Problem Description Ignatius likes to write words in reverse way. Given a single line of text which is written by Ignatius, you should reverse all the words and then output them.

Input The input contains several test cases. The first line of the input is a single integer T which is the number of test cases. T test cases follow.
Each test case contains a single line with several words. There will be at most 1000 characters in a line.

Output For each test case, you should output the text which is processed.

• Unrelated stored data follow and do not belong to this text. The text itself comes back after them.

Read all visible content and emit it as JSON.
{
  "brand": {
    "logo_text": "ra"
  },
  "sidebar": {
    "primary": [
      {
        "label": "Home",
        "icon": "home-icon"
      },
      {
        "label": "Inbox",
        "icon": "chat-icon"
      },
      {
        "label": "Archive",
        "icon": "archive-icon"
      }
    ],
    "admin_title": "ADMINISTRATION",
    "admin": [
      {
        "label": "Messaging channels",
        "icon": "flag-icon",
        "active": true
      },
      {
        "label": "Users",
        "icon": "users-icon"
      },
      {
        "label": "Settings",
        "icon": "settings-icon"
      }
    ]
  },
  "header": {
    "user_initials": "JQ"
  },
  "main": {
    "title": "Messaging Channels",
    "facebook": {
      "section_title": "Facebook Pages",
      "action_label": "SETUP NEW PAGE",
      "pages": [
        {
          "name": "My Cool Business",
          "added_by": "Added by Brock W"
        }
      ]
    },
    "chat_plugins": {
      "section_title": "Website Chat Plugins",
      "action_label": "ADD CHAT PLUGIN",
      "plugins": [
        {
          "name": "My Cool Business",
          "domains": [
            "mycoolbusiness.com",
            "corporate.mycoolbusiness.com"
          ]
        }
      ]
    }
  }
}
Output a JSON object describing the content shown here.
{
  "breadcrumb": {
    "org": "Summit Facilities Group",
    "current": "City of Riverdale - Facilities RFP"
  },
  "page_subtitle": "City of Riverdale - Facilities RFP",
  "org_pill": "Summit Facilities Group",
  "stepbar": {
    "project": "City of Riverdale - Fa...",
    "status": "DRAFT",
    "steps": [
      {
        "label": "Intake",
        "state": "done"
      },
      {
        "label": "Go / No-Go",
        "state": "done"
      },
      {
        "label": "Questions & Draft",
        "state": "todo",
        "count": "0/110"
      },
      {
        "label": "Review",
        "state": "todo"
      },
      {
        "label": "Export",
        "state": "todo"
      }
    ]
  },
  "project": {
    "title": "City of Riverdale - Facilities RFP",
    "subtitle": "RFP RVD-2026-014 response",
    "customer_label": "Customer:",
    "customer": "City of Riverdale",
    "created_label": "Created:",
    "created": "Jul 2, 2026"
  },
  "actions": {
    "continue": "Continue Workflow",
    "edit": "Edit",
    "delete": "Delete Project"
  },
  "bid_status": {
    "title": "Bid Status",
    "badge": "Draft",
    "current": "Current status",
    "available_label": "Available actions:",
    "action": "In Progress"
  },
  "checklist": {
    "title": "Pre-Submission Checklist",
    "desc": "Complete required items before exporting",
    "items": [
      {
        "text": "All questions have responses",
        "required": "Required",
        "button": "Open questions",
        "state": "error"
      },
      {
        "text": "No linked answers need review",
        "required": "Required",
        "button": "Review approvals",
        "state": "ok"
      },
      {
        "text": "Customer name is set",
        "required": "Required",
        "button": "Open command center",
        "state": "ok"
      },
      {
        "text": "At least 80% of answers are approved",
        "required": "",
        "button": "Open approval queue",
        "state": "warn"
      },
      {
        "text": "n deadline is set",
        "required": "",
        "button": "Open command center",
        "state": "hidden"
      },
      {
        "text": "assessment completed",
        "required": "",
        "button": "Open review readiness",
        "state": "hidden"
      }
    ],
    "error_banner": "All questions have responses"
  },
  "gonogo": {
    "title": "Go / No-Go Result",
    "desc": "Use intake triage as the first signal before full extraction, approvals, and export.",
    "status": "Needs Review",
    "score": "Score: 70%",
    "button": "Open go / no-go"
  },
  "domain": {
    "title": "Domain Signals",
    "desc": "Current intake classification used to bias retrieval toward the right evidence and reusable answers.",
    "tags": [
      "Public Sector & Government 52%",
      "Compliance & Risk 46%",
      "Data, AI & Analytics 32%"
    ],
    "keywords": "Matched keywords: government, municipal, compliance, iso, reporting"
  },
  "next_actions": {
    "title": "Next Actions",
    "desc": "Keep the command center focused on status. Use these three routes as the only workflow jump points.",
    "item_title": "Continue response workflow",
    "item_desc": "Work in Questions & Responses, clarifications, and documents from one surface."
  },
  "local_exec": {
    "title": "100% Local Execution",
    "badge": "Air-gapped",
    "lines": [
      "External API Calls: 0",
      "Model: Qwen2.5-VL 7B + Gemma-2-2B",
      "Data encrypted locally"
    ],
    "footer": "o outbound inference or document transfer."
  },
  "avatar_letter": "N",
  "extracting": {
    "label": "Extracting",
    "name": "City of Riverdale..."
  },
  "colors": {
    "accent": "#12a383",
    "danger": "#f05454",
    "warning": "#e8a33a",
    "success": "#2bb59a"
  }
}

Sample Input 3 olleh !dlrow m'I morf .udh I ekil .mca
Sample Output hello world! I'm from hdu. I like acm. Hint Remember to use getchar() to read '\n' after the interger T, then you may use gets() to read a line and process it.

問題簡述：

　　輸入測試例子數量t，然後輸入t行字串，將每一行的每一個單詞逆序後輸出該行的語句（字串）。

問題分析：

　　利用堆疊後進先出的原理，逆序處理可以使用堆疊來實現。每一個單詞是用空格或行結束符隔開的。每行的處理到換行符為止。

程式說明：

　　使用了一個自行實現的堆疊，簡單地實現逆序功能。本程式使用getchar()函式處理輸入流，除了輸入字元壓棧外，讀入的字元直接輸出輸出，沒有使用多餘的快取。

AC通過的C語言程式如下：

/* HDU1062 Text Reverse */

#include <stdio.h>

#define MAXSTACK 1024

char stack[MAXSTACK];
int pstack;

void push(char c)
{
    stack[pstack++] = c;
}

char pop()
{
    return stack[--pstack];
}

int main(void)
{
    int t;
    char c;

    scanf("%d", &t);
    getchar();
    while(t--) {
        pstack = 0;

        for(;;) {
            c = getchar();
            if(c == ' ' || c == '\n') {
                while(pstack)
                    putchar(pop());
                putchar(c);
            } else
                push(c);

            if(c == '\n')
                break;
        }
    }

    return 0;
}